Pemerintah juga membentuk lembaga yang bertugas dan berwenang melakukan pengaturan,
pemanfaatan, serta pengawasan terhadap penggunaan teknologi dan produk teknologi. Dalam
mengembangkan teknologi dapat dilakukan uji coba teknologi atau produk teknologi
terhadap manusia atau hewan, dengan jaminan tidak merugikan manusia yang dijadikan uji
coba serta dilakukan dengan persetujuan orang yang dijadikan uji coba. Sedangkan
penelitian terhadap hewan harus dijamin untuk melindungi kelestarian hewan tersebut serta
mencegah dampak buruk yang tidak langsung bagi kesehatan manusia. Setiap orang dilarang
mengembangkan teknologi dan/atau produk teknologi yang dapat berpengaruh dan membawa
risiko buruk terhadap kesehatan masyarakat.

BAB VI
UPAYA KESEHATAN
Bagian Kesatu
Umum
Pada BAB VI bagian kesatu ini terdapat empat pasal, yaitu pasal 46, 47, 48, 49, 50,
dan 51 yang berisikan cara untuk mewujudkan derajat kesehatan yang setinggi-tingginya bagi
masyarakat. Upaya untuk mewujudkannya dengan pendekatan promotif, preventif, kuratif
dan rehabilitatif yang dilaksanakan secara terpadu, dan menyeluruh. Untuk mewujudkannya
pemerintah pusat, pemerintah daerah dan masyarakat ikut bertanggung jawab dalam
penyelenggaraannya. Pemerintah dan pemerintah daerah bertanggung jawab untuk
meningkatkan dan mengembangkan upaya kesehatan. Upaya kesehatan sebagaimana
dimaksud adalah sekurang-kurangnya memenuhi kebutuhan kesehatan dasar masyarakat.

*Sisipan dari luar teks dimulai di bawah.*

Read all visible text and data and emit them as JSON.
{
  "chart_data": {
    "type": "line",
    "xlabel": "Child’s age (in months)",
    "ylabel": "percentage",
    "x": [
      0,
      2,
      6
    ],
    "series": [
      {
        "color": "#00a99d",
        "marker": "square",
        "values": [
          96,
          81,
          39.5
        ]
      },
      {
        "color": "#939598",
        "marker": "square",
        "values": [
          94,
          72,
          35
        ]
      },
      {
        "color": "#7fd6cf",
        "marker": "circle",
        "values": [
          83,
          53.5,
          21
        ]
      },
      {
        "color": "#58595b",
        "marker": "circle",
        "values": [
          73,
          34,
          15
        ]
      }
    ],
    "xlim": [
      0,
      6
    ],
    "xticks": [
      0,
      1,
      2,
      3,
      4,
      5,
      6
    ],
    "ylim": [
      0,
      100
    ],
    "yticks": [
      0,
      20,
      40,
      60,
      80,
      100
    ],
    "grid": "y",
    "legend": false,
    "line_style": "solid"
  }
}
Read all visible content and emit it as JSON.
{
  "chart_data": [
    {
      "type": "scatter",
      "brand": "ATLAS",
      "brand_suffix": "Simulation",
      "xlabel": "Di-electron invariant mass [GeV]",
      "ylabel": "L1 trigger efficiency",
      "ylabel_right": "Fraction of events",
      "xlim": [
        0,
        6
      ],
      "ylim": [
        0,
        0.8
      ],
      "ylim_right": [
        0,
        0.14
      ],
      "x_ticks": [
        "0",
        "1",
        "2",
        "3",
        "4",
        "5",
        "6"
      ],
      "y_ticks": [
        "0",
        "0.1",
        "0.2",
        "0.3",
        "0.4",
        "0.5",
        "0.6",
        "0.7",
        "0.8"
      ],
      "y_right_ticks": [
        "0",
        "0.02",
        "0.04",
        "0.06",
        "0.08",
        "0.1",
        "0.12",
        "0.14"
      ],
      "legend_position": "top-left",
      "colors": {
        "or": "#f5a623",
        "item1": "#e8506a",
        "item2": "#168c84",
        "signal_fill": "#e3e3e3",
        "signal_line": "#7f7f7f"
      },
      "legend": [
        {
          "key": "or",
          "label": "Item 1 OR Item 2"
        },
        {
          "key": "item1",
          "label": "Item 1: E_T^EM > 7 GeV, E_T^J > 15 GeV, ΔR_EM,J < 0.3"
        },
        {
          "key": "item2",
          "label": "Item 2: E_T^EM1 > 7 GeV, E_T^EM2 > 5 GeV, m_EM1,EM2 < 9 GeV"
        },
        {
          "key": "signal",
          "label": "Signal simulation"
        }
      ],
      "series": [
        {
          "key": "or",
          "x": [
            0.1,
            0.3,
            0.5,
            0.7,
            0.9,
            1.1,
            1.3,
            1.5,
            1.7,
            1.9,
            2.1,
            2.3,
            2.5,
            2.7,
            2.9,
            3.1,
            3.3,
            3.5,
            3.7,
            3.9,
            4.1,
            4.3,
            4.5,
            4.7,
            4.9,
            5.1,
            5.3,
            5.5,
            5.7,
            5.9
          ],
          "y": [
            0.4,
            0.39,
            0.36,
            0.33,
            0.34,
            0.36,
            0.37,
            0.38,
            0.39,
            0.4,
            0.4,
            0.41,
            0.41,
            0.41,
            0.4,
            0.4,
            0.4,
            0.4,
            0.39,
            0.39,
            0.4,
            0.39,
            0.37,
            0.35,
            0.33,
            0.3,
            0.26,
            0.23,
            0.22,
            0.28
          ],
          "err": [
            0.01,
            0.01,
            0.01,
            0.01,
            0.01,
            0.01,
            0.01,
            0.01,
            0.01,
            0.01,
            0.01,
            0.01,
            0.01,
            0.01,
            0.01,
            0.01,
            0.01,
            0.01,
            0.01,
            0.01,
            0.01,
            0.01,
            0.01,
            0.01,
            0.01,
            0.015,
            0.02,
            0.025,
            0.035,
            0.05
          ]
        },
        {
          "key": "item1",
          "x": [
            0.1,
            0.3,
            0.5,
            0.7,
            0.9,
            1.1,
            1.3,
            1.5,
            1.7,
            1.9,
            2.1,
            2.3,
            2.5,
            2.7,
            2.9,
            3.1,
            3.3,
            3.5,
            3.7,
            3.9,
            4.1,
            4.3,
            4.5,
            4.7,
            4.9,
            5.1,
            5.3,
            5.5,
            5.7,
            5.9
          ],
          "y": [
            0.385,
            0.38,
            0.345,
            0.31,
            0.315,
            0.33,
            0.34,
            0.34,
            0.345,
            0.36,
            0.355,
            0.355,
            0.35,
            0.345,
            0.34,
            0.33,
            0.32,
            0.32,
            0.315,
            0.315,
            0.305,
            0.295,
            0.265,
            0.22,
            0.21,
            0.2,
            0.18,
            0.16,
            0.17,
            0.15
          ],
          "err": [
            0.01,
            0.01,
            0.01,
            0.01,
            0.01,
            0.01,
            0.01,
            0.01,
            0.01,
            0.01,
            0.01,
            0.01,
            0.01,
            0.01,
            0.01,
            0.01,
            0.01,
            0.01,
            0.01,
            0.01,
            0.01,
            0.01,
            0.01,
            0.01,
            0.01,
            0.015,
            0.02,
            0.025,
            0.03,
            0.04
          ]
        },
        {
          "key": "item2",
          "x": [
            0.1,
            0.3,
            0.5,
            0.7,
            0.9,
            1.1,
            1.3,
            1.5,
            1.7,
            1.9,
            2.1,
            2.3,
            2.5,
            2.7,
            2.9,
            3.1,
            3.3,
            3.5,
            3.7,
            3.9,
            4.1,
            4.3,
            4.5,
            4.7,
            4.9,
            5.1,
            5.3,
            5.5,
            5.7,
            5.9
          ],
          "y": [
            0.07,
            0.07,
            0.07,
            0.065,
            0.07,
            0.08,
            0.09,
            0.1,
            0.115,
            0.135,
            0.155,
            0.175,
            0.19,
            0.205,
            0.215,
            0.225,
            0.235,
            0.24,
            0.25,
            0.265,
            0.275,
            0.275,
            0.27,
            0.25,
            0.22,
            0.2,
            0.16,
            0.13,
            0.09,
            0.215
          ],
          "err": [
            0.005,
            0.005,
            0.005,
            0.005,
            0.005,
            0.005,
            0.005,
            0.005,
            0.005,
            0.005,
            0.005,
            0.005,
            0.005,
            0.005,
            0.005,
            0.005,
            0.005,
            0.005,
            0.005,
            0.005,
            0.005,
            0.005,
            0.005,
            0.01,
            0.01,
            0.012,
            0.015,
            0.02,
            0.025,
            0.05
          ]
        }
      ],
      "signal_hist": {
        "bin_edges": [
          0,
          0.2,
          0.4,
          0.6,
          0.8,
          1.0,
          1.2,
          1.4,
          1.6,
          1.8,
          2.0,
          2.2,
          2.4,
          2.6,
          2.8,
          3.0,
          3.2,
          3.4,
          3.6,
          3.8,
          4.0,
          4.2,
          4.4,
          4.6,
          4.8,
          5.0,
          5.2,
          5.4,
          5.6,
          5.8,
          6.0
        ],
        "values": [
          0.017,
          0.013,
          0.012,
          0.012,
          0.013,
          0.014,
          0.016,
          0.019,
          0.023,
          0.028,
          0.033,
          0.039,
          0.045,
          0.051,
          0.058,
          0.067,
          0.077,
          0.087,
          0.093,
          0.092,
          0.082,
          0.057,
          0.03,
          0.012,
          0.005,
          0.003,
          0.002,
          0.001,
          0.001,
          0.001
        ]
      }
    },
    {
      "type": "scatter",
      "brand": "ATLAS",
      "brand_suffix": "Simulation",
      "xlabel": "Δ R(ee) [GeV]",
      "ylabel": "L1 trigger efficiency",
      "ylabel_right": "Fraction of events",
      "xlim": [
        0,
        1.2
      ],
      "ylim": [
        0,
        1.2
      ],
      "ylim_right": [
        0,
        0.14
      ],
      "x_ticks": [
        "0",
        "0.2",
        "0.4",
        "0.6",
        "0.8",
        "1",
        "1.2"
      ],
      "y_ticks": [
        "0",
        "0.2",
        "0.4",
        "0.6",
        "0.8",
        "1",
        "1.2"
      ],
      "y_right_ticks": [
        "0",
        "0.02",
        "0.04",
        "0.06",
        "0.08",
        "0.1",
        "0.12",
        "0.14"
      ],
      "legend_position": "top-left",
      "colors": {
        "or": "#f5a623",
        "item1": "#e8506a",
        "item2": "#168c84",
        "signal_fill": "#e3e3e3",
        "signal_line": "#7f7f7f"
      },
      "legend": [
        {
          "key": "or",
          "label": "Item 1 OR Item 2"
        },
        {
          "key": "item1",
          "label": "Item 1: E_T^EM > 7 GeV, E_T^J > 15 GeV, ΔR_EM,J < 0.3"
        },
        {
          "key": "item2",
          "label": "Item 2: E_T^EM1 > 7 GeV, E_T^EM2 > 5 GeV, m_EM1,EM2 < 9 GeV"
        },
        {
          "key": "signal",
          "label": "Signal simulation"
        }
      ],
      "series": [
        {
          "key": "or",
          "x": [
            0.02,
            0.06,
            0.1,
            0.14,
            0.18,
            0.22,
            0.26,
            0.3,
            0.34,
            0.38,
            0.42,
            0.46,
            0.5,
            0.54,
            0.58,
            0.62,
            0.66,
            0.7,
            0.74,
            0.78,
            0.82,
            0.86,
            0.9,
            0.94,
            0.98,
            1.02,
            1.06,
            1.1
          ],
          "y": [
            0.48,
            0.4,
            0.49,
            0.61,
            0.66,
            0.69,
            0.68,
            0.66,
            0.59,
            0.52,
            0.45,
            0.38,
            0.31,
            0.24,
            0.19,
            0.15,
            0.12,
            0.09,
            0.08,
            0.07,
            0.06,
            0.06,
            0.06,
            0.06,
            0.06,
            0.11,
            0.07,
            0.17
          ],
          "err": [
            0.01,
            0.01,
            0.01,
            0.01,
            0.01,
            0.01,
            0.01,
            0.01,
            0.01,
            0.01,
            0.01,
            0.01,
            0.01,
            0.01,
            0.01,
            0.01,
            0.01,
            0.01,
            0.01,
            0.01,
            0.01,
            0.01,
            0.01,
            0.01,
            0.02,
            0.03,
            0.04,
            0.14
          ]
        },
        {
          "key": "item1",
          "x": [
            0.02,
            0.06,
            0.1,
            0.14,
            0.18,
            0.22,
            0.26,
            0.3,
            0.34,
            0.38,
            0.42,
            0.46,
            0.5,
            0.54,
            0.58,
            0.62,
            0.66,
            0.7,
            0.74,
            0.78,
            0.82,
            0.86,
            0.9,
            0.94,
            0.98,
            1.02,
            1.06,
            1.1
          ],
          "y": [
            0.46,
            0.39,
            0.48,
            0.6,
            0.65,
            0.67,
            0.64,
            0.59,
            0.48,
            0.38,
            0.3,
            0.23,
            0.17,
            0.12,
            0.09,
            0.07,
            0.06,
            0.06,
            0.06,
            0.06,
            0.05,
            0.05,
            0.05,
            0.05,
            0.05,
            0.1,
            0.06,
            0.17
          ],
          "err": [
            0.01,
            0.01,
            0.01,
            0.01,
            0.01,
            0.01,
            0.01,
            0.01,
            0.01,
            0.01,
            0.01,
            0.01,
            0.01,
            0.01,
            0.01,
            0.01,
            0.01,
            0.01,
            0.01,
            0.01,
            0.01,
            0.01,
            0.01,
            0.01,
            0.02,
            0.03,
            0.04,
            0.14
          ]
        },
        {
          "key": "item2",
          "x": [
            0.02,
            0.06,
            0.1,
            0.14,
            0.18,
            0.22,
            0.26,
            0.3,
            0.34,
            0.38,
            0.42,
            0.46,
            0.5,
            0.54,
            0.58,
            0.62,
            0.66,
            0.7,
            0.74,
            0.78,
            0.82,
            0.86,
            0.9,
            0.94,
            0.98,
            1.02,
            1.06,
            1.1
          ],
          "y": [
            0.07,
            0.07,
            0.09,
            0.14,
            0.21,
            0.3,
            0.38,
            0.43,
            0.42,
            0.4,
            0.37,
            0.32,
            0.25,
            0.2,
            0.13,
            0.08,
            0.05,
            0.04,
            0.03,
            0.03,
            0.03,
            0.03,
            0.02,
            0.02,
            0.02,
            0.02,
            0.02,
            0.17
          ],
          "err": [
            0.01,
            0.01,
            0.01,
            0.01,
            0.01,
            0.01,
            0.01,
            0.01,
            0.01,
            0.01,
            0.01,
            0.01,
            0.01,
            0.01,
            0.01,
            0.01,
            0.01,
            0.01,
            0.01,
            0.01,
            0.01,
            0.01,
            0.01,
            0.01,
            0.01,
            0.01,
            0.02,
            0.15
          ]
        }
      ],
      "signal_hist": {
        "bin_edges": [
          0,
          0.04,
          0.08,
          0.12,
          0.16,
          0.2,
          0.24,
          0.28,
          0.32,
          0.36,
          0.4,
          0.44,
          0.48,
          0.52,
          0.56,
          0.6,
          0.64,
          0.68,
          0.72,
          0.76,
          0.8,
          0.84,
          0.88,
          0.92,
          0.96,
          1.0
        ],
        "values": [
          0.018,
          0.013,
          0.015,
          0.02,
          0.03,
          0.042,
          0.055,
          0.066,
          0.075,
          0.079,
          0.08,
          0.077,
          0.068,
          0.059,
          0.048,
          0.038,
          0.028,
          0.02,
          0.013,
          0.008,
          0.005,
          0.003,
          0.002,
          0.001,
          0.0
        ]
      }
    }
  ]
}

Peningkatan dan pengembangan upaya kesehatan dilakukan berdasarkan pengkajian dan
penelitian. Upaya kesehatan diselenggarakan untuk mewujudkan derajat kesehatan yang
setinggi-tingginya bagi individu atau masyarakat. Upaya kesehatan tersebut didasarkan pada
standar pelayanan minimal kesehatan.
Bagian Kedua
Pelayanan Kesehatan
Paragraf Kesatu
Pemberian Pelayanan
Pada BAB VI bagian kedua pada paragraf kesatu ini terdapat empat pasal, yaitu pasal
52, 53, 54, dan 55 yang berisikan pelayanan kesehatan baik pelayanan kesehatan
perseorangan; dan pelayanan kesehatan masyarakat. Pelayanan kesehatan meliputi kegiatan
promotif, preventif, kuratif, dan rehabilitatif. Pelayanan kesehatan perseorangan ditujukan
untuk menyembuhkan penyakit dan memulihkan kesehatan perseorangan dan keluarga.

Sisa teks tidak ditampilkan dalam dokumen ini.